Olmasın! Olanlar olmasın efendim! En azından bu köşenin okurları için öyle olmasın. Elimden geldiğince tarihimizi ve yaşanan olayları sebep ve sonuçlarıyla aktarmayı kendime ilke edindim. Hepimizin bu cumhuriyete borcu olduğunu düşünüyorum. Bu da benim borç ödeme biçimim. İçimizde kopan fırtınalar bizi karamsarlığa umutsuzluğa düşürmesin. Kıbrıs halkının mücadelesini öğrendikçe umutsuzluk yerine bir şeyler için mücadele etmenin ne kadar değerli olduğunu tekrar hatırlayacağız.

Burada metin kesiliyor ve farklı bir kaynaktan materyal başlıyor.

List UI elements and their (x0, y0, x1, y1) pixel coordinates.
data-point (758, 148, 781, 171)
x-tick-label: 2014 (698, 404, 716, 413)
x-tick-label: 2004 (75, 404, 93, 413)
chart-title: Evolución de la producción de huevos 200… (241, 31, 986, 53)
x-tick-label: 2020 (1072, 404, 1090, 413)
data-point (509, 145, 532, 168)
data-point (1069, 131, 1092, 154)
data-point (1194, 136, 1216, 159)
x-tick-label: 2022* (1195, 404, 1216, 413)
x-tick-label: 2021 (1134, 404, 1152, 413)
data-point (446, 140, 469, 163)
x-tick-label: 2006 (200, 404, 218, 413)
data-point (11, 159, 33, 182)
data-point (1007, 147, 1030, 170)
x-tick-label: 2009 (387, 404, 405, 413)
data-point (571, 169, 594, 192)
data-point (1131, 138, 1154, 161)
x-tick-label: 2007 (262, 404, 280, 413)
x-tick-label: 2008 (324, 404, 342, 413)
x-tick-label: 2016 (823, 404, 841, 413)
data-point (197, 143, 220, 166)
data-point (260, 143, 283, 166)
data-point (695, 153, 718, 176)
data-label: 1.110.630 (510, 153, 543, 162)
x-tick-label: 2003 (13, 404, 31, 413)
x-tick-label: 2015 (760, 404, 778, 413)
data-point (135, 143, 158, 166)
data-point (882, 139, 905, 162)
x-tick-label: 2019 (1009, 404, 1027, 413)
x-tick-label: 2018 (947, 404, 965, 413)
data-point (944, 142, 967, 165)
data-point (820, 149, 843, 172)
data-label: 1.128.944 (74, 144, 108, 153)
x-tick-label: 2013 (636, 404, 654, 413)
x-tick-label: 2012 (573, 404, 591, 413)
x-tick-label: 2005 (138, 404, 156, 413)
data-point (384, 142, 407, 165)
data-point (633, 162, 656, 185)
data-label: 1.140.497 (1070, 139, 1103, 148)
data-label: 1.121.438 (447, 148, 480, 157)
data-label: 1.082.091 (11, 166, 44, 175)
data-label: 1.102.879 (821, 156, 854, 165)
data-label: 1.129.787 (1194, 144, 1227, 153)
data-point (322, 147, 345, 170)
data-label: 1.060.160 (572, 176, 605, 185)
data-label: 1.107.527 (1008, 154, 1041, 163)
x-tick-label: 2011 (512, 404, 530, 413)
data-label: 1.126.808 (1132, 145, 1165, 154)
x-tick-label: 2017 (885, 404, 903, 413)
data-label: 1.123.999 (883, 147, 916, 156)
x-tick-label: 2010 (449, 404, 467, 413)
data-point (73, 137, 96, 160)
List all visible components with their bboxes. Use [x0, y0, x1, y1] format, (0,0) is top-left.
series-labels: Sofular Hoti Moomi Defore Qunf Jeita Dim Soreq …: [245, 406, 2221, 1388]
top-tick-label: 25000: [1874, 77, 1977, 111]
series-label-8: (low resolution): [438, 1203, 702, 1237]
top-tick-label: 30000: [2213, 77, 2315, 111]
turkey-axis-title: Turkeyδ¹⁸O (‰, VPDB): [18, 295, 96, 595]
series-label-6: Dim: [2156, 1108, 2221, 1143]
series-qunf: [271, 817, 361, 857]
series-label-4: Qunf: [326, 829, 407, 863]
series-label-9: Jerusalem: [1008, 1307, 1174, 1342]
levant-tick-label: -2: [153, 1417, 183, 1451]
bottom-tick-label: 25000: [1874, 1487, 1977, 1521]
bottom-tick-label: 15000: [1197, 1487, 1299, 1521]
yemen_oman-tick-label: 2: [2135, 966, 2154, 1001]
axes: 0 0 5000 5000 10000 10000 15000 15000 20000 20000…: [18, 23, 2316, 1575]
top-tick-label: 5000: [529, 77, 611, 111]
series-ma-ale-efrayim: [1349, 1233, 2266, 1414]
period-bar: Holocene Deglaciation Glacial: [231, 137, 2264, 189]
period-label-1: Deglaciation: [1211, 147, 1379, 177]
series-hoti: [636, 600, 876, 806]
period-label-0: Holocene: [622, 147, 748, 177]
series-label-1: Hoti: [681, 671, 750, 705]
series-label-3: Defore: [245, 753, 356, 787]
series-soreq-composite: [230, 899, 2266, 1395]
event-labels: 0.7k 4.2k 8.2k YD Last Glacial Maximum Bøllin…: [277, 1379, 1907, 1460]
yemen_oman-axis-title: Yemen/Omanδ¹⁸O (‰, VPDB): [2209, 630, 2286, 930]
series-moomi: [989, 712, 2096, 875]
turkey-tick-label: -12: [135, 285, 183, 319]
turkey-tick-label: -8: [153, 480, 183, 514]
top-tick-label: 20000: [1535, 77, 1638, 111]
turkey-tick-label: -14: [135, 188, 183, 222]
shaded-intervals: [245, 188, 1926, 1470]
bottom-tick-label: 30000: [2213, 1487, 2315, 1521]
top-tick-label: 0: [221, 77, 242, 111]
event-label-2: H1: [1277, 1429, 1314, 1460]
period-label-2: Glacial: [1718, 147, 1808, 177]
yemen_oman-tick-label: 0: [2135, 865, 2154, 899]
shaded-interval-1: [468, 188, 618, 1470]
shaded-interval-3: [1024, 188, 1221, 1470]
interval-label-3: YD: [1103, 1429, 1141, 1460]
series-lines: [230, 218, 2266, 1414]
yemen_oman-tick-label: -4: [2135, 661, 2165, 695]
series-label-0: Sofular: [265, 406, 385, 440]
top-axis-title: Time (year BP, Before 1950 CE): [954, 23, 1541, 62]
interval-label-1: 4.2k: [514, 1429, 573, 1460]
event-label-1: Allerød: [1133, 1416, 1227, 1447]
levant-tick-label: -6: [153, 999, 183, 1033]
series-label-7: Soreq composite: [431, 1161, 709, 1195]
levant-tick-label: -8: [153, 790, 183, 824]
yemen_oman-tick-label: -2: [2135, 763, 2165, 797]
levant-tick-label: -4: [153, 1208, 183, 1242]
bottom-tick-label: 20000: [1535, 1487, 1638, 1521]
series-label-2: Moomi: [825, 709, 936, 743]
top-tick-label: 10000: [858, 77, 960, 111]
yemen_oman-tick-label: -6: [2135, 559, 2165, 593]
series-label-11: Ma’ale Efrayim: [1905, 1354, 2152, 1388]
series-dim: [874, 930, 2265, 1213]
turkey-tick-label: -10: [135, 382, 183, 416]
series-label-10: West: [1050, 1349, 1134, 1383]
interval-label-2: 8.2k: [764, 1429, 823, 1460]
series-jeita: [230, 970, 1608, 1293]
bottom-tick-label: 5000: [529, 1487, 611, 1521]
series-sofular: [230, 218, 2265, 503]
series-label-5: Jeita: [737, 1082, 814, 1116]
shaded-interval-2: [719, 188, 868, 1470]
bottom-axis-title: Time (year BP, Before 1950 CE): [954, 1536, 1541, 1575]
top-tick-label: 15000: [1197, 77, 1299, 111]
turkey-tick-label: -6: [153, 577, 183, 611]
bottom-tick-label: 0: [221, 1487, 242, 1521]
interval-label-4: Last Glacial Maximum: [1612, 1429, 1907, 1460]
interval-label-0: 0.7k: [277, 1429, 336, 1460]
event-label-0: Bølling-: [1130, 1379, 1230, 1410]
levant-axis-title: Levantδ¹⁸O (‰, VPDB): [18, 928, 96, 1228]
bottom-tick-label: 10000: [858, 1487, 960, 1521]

Dünkü yazımda Rauf Denktaş’ı çatışmanın ortasında Erenköy koyunda bırakmıştık. Vatan sağolsun diyerek ölümü göze aldığını anlatan bir telgraf çekmişti Ankaraya… Saat 16.15’te 2 Türk uçağı, Erenköy semalarında göründü. 8 Ağustos saat 17.30’dan itibaren Türk jetleri Rum mevzilerini üç kere bombaladı. Erenköy’e saldıran 3 hücumbottan biri batırıldı. 2 Yunan uçağı da Erenköy Türk mevzilerini bombaladı. İki mücahit şehit oldu. Bu harekatın en üzücü haberi Pilot Yüzbaşı Cengiz Topel’in şehit edilmesidir. Türkiye Dış İşleri Bakanı Feridun Cemil Erkin’in Topel ile ilgili yaptığı açıklama şöyledir: ‘’Topel’in uçağı Gemikonağı Limanı’nda Rum hücumbotlarını vurup etkisiz hale getirdikten sonra isabet alarak düşmüş, paraşütle atlamayı başaran Topel Rum birlikleri tarafından esir alınmıştır. Esir alınan Topel hafif yaralı olarak kurtulmasına rağmen Rumlar tarafından yapılan işkenceler sonucu şehit edilmiştir. (1)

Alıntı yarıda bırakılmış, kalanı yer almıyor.